Storie familiari e geografia della memoria sembrano le chiavi di lettura più appropriate dei cinque romanzi finalisti al premio Strega 2017. Una geografia dai confini dilatati, che abbraccia mezza Italia, da Napoli a Milano passando per la capitale, dai monti al mare, dalla Val d’Aosta alle coste della Maremma. E proprio in Maremma è ambientato il libro che, tra polemiche e delusioni, ha sfiorato il premio ed è arrivato al secondo posto, La più amata di Teresa Ciabatti (Mondadori 2017), il romanzo che, tra fiction e autobiografia, intende ricostruire l’esperienza di formazione nonché la storia familiare dell’autrice. La vicenda si sviluppa, infatti, sullo sfondo dello scenario preferito delle storie della Ciabatti, lungo la tratta da Roma a Grosseto, dalla capitale alle coste maremmane, località turistiche frequentate dall’alta società romana, ma anche provincia velenosa, terra d’origine di una borghesia ambiziosa e arrivista, convinta di partecipare da una posizione defilata agli intrighi di potere.

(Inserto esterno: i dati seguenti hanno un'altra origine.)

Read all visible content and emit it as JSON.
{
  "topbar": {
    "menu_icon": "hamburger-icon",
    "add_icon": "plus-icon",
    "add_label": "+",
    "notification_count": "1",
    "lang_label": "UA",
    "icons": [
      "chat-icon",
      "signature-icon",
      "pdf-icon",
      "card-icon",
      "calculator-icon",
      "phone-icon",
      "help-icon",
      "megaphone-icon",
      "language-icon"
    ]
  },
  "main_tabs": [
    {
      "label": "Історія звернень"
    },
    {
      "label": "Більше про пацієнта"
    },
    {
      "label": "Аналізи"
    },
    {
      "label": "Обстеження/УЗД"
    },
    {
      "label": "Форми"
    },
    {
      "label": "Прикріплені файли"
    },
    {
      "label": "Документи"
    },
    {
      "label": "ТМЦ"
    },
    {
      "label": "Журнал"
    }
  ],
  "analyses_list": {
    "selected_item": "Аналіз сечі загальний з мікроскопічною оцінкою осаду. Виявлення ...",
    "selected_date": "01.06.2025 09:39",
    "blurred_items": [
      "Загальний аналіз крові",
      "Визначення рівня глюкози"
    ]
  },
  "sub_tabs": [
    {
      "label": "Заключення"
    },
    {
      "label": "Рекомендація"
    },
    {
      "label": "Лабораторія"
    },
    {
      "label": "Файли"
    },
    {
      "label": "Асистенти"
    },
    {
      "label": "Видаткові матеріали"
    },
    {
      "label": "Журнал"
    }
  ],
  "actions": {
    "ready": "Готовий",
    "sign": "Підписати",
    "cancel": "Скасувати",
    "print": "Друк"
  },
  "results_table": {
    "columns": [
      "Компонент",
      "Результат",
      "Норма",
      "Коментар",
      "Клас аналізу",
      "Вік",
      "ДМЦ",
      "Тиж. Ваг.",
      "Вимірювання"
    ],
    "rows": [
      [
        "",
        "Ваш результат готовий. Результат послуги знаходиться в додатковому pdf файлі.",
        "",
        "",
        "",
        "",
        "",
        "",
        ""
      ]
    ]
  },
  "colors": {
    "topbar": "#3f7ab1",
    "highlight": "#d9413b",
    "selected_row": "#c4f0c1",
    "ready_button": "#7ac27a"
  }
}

Certo è, tuttavia, che nella Ciabatti la geografìa della memoria scarta ogni concessione al rimpianto elegiaco del passato e, punta, piuttosto, con coraggio sulla demistificazione ironica del proprio vissuto. Un taglio, peraltro, che ha sempre contraddistinto i romanzi e gli scritti dell’autrice toscana: ne è testimonianza persino l’articolo recentemente apparso sul «Corriere della Sera» in cui la Ciabatti fa il verso a se stessa e, in barba al fair play d’obbligo in ogni competizione, ironizza sulla frustrazione provata per la sconfitta al premio Strega e non ha pudore a sfogare l’astio invidioso nei confronti del “nemico” vincitore. Anche i titoli della sua produzione narrativa oscillano tra l’ironia nei confronti del melodramma adolescenziale (Adelmo, torna da me) e il sarcasmo sottile che ispira revocazione di un’età felice e privilegiata, sistematicamente rinnegata dallo sviluppo delle storie (I giorni felici, La più amata). Infatti, è proprio l’adozione di una prospettiva ironica e graffiarne, con punte di autolesionismo ardito, a costituire la cifra stilistica originale e insieme l’aspetto più intrigante della narrativa della Ciabatti, in cui elementi di fiction e sostrato autobiografico si compenetrano in un gioco ambiguo. Forse sarebbe ingeneroso affermare che la scrittrice ha in fondo scritto sempre lo stesso libro, ma è anche innegabile il riscontro di alcune tematiche ricorrenti, in vario modo radicate nell’esperienza personale: la rappresentazione di giovani protagoniste arroganti e viziate, alla cui ottica, spesso impietosa verso se stesse e il mondo che le circonda, è affidata la narrazione, la raffigurazione di scenari familiari borghesi, lacerati da tensioni interne, la mitizzazione destinata a crollare della figura paterna e la focalizzazione sulla relazione privilegiata padre-figlia.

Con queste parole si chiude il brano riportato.